Recently in China, due to consecutive years of losses, South Korea’s Pohang Group has decided to sell its only stainless steel plant in China, Pohang Changjiang Stainless Steel (PZSS), to China’s Qingshan Group for 2.1 billion yuan. The final closure work is currently in progress. The steel industry in China has been facing challenges of weak domestic demand and export restrictions, leading to overcapacity and difficulties for steel enterprises to survive.
Pohang (Zhangjiagang) Stainless Steel Co., Ltd. was established in 1997, jointly invested and built by Pohang Group and Jiangsu Shagang Group, with Pohang Group holding about 82.5% of the shares. It was once hailed as “Little Pohang” in China.

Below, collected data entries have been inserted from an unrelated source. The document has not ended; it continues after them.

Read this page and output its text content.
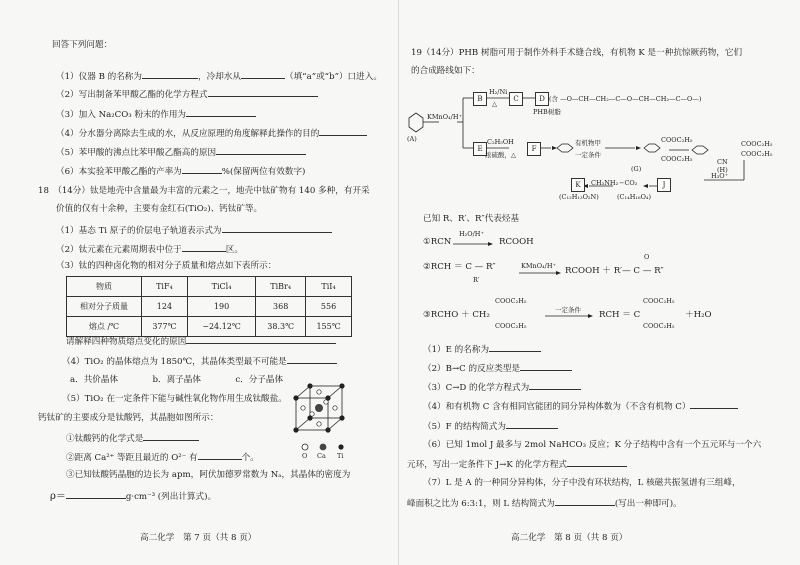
回答下列问题：
（1）仪器 B 的名称为	，冷却水从	（填“a”或“b”）口进入。
（2）写出制备苯甲酸乙酯的化学方程式
（3）加入 Na₂CO₃ 粉末的作用为
（4）分水器分离除去生成的水，从反应原理的角度解释此操作的目的
（5）苯甲酸的沸点比苯甲酸乙酯高的原因
（6）本实验苯甲酸乙酯的产率为	%(保留两位有效数字)
18　（14分）钛是地壳中含量最为丰富的元素之一，地壳中钛矿物有 140 多种，有开采
价值的仅有十余种，主要有金红石(TiO₂)、钙钛矿等。
（1）基态 Ti 原子的价层电子轨道表示式为
（2）钛元素在元素周期表中位于	区。
（3）钛的四种卤化物的相对分子质量和熔点如下表所示：
物质	TiF₄	TiCl₄	TiBr₄	TiI₄
相对分子质量	124	190	368	556
熔点 /℃	377℃	−24.12℃	38.3℃	155℃
请解释四种物质熔点变化的原因
（4）TiO₂ 的晶体熔点为 1850℃，其晶体类型最不可能是
a．共价晶体　　　　b．离子晶体　　　　c．分子晶体
（5）TiO₂ 在一定条件下能与碱性氧化物作用生成钛酸盐。
钙钛矿的主要成分是钛酸钙，其晶胞如图所示：
①钛酸钙的化学式是
②距离 Ca²⁺ 等距且最近的 O²⁻ 有	个。
③已知钛酸钙晶胞的边长为 apm，阿伏加德罗常数为 Nₐ，其晶体的密度为
ρ＝	g·cm⁻³ (列出计算式)。
O Ca Ti
高二化学　第 7 页（共 8 页）
19（14分）PHB 树脂可用于制作外科手术缝合线，有机物 K 是一种抗惊厥药物，它们
的合成路线如下：
(A)
KMnO₄/H⁺
B
H₂/Ni
△
C	D (含 —O—CH—CH₂—C—O—CH—CH₂—C—O—)
PHB树脂
E
C₂H₅OH
浓硫酸，△
F
有机物甲
一定条件
COOC₂H₅
COOC₂H₅
(G)
COOC₂H₅
COOC₂H₅
CN
(H)
H₃O⁺
J
−CO₂
CH₃NH₂
K
(C₁₂H₁₃O₂N)	(C₁₄H₁₆O₄)
已知 R、R′、R″代表烃基
①RCN
H₂O/H⁺
RCOOH
②RCH ＝ C — R″
R′
KMnO₄/H⁺ RCOOH ＋ R′— C — R″
O
③RCHO ＋ CH₂
COOC₂H₅
COOC₂H₅
一定条件 RCH ＝ C
COOC₂H₅
COOC₂H₅
＋H₂O
（1）E 的名称为
（2）B→C 的反应类型是
（3）C→D 的化学方程式为
（4）和有机物 C 含有相同官能团的同分异构体数为（不含有机物 C）
（5）F 的结构简式为
（6）已知 1mol J 最多与 2mol NaHCO₃ 反应；K 分子结构中含有一个五元环与一个六
元环，写出一定条件下 J→K 的化学方程式
（7）L 是 A 的一种同分异构体，分子中没有环状结构，L 核磁共振氢谱有三组峰，
峰面积之比为 6:3:1，则 L 结构简式为	(写出一种即可)。
高二化学　第 8 页（共 8 页）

According to a report by South Korean media Chosun Ilbo on Friday, in recent years, due to the impact of oversupply in the Chinese steel industry leading to price erosion, the joint venture plant has suffered losses exceeding 500 million yuan annually, prompting the decision to withdraw from the business. Currently, China’s stainless steel annual production capacity is around 30 million tons, exceeding the consumption volume of about 24 million tons.
In 2024, profits of Chinese steel enterprises saw a significant decline. According to statistics from the China Iron and Steel Industry Association, the total profits of key enterprises in the industry amounted to 42.9 billion yuan, a 50.3% year-on-year decrease, with an average sales profit margin of only 0.71%.
Bloomberg reported that the Chinese steel industry remained in a loss-making state for most of 2024, with soaring debt levels and a record number of loss-making enterprises. Industrial profit data for the first two months of 2025 indicates a grim outlook, as new growth areas are insufficient to offset sluggish construction activities.
Despite the challenging environment, Chinese steel factories continued to produce steel in large quantities, exceeding 1 billion tons last year. Facing both domestic economic slowdown and international resistance, Chinese steel industry finds itself sandwiched – attempting to alleviate overcapacity by increasing exports but encountering higher tariffs imposed by many countries, including the United States, on Chinese steel products.
The China Iron and Steel Industry Association recently criticized domestic car manufacturers for engaging in price wars. The article mentioned that in recent years, auto companies have been demanding steel plants to lower car plate prices to the extreme. Since last year, some automakers have requested price cuts of over 10% for steel plates supplied by steel mills, far beyond the mills’ acceptable capacity.